Any credible company will not use a noname spam package, will verify their contents. That is at least what happened in all companies I have worked for.
…almost certainly for the same reason that any “train AI using only good data, reduce hallucinations!” suggestion is in the “daydream” rather than “great idea” category.
Creating high quality filtered datasets is enormously more time consuming and expensive than just dumping everything you can get you hands on in.
It seems obvious to ignore packages that are obviously unused and spam, but tldr; no idiot is going to be pouring spam into npm unless there’s some kind of benefit from it; people accidentally using it, mixing it into the dependency tree of legit packages, etc.
It’s more likely that the successful folk doing this aren’t being caught, and the ones being caught are “me too” idiots. Or, the spam is working and people are actually (for whatever incomprehensible reason) actually using at least some of the packages.
TLDR; if dependency auditing and supply chain attack were trivial to solve, it wouldn’t be a problem.
…but based on the fact that we continue endlessly to see these issues, you can assume that it’s probably more diff to solve than it trivially appears.
Luckily, nobody thinks that tea ranking matters, except for the spammers themselves.
They are with no doubt attempting to poke at other more established metrics as well. This could eventually fool an AI or even humans.
Not that I disagree, but in the same line of thinking: Why would anyone train an LLM on some random blog written in broken English? Why would you train an LLM on the absolute dumpster fire that is Reddit comments? Or why is my Github repos with half-finished projects and horribly insecure coding practises being used as input to CoPilot? Yet here we are, LLMs writing broken, insecure code (just like a real person) and telling people to eat rocks.
The real fun would happen if the next incentive is to publish a package and get Github stars for that repo :-)
Completely terrifying to me.
Maybe the next step is to sell the control of all these packages to a rogue entity to be used for a supply chain attack?
A secured registry is long overdue, where every release gets an audit report verifying the code and authorship of a new release. It won't be nearly as fast as regular NPM package development but that's a good thing, this is intended for LTS versions for use in long-term software. It'd be a path to monetization as well, as the entities using a service like this is enterprise softare and both the author(s) of the package as the party doing the audit report would get a share.
Microsoft did exactly that (since they own both NPM and Github) by allowing you to verify the provenance of NPM packages built using Github Actions [1]. It's not required for all packages though. They've also started requiring all "high impact" packages to use two factor authentication [2].

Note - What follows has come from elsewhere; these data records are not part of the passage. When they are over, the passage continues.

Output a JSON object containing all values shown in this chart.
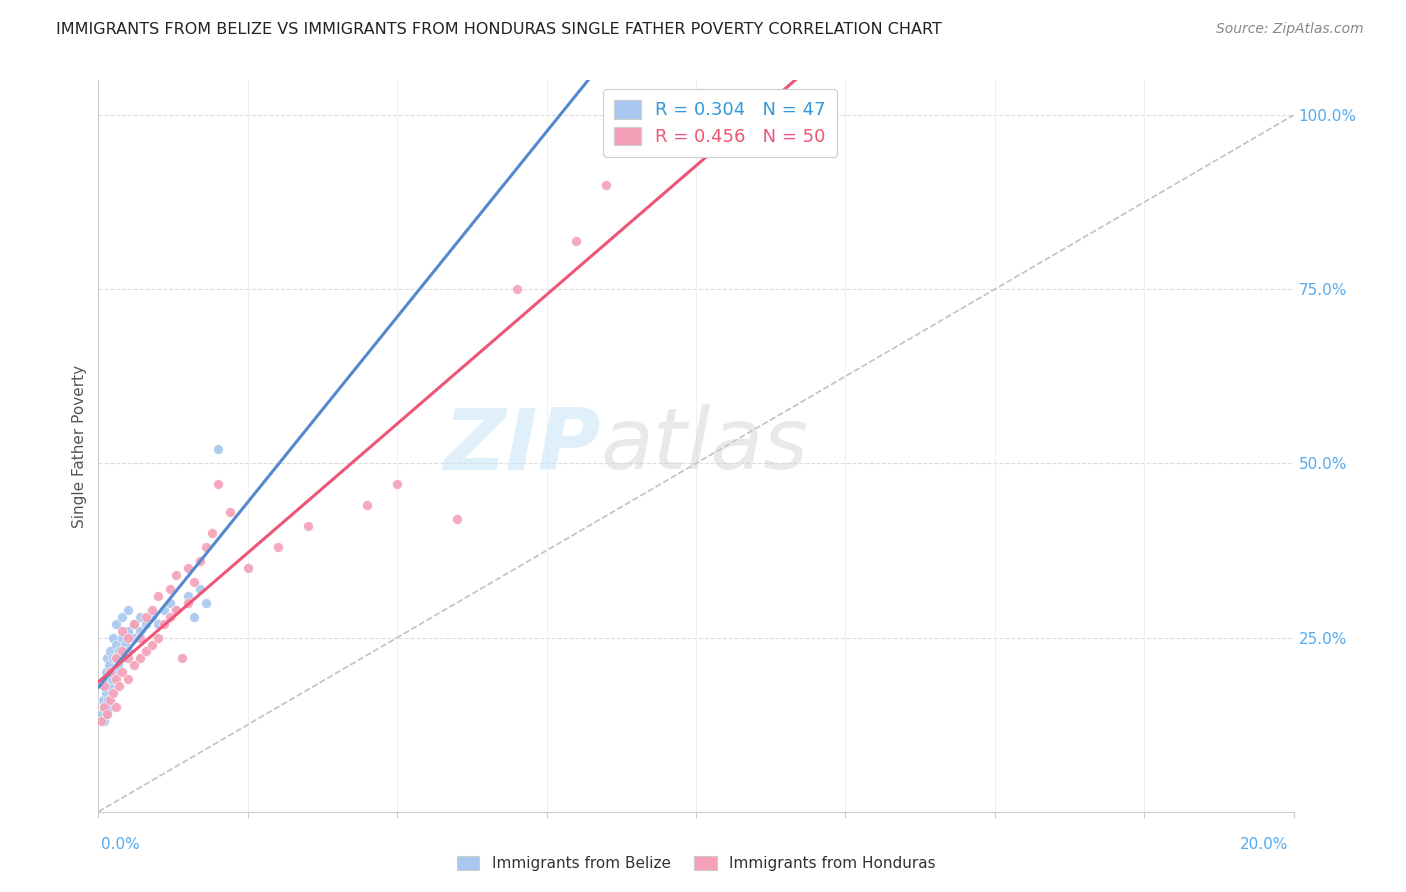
{
  "title": "IMMIGRANTS FROM BELIZE VS IMMIGRANTS FROM HONDURAS SINGLE FATHER POVERTY CORRELATION CHART",
  "source": "Source: ZipAtlas.com",
  "ylabel": "Single Father Poverty",
  "R_belize": 0.304,
  "N_belize": 47,
  "R_honduras": 0.456,
  "N_honduras": 50,
  "color_belize": "#a8c8f0",
  "color_honduras": "#f4a0b8",
  "line_belize": "#5588cc",
  "line_honduras": "#ee5577",
  "watermark_zip": "ZIP",
  "watermark_atlas": "atlas",
  "background": "#ffffff",
  "belize_x": [
    0.0005,
    0.0008,
    0.001,
    0.001,
    0.001,
    0.0012,
    0.0013,
    0.0014,
    0.0015,
    0.0015,
    0.0016,
    0.0017,
    0.0018,
    0.002,
    0.002,
    0.002,
    0.0022,
    0.0025,
    0.0025,
    0.003,
    0.003,
    0.003,
    0.003,
    0.0032,
    0.0035,
    0.004,
    0.004,
    0.004,
    0.0045,
    0.005,
    0.005,
    0.005,
    0.006,
    0.006,
    0.007,
    0.007,
    0.008,
    0.009,
    0.01,
    0.011,
    0.012,
    0.013,
    0.015,
    0.016,
    0.017,
    0.018,
    0.02
  ],
  "belize_y": [
    0.14,
    0.16,
    0.13,
    0.15,
    0.18,
    0.17,
    0.2,
    0.14,
    0.19,
    0.22,
    0.16,
    0.21,
    0.15,
    0.18,
    0.2,
    0.23,
    0.19,
    0.22,
    0.25,
    0.2,
    0.22,
    0.24,
    0.27,
    0.21,
    0.23,
    0.22,
    0.25,
    0.28,
    0.24,
    0.23,
    0.26,
    0.29,
    0.25,
    0.27,
    0.26,
    0.28,
    0.27,
    0.28,
    0.27,
    0.29,
    0.3,
    0.29,
    0.31,
    0.28,
    0.32,
    0.3,
    0.52
  ],
  "honduras_x": [
    0.0005,
    0.001,
    0.001,
    0.0015,
    0.002,
    0.002,
    0.0025,
    0.003,
    0.003,
    0.003,
    0.0035,
    0.004,
    0.004,
    0.004,
    0.005,
    0.005,
    0.005,
    0.006,
    0.006,
    0.007,
    0.007,
    0.008,
    0.008,
    0.009,
    0.009,
    0.01,
    0.01,
    0.011,
    0.012,
    0.012,
    0.013,
    0.013,
    0.014,
    0.015,
    0.015,
    0.016,
    0.017,
    0.018,
    0.019,
    0.02,
    0.022,
    0.025,
    0.03,
    0.035,
    0.045,
    0.05,
    0.06,
    0.07,
    0.08,
    0.085
  ],
  "honduras_y": [
    0.13,
    0.15,
    0.18,
    0.14,
    0.16,
    0.2,
    0.17,
    0.15,
    0.19,
    0.22,
    0.18,
    0.2,
    0.23,
    0.26,
    0.19,
    0.22,
    0.25,
    0.21,
    0.27,
    0.22,
    0.25,
    0.23,
    0.28,
    0.24,
    0.29,
    0.25,
    0.31,
    0.27,
    0.28,
    0.32,
    0.29,
    0.34,
    0.22,
    0.3,
    0.35,
    0.33,
    0.36,
    0.38,
    0.4,
    0.47,
    0.43,
    0.35,
    0.38,
    0.41,
    0.44,
    0.47,
    0.42,
    0.75,
    0.82,
    0.9
  ],
  "xlim": [
    0,
    0.2
  ],
  "ylim_min": 0.0,
  "ylim_max": 1.05,
  "right_yticks": [
    1.0,
    0.75,
    0.5,
    0.25
  ],
  "right_yticklabels": [
    "100.0%",
    "75.0%",
    "50.0%",
    "25.0%"
  ],
  "xtick_positions": [
    0.0,
    0.025,
    0.05,
    0.075,
    0.1,
    0.125,
    0.15,
    0.175,
    0.2
  ],
  "hgrid_vals": [
    0.25,
    0.5,
    0.75,
    1.0
  ],
  "vgrid_vals": [
    0.025,
    0.05,
    0.075,
    0.1,
    0.125,
    0.15,
    0.175
  ]
}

[1] https://github.blog/security/supply-chain-security/introduci...
[2] https://github.blog/changelog/2022-11-01-high-impact-package...
Actually no, I just wonder why no one takes seriously these types of risks.
Supply chain attacks are a thing nowadays, but no one really cares, 6 months ago we had the xz attack but basically no one remember about it today.
The pulling in of unexpected dependent packages is a real issue though, how do other ecosystems deal with it? NPM is really missing some level of trust beyond just using "brand name" packages.
My general judgement is usually how often it's worked on/how many downloads it has but gut feel isn't really enough, is it?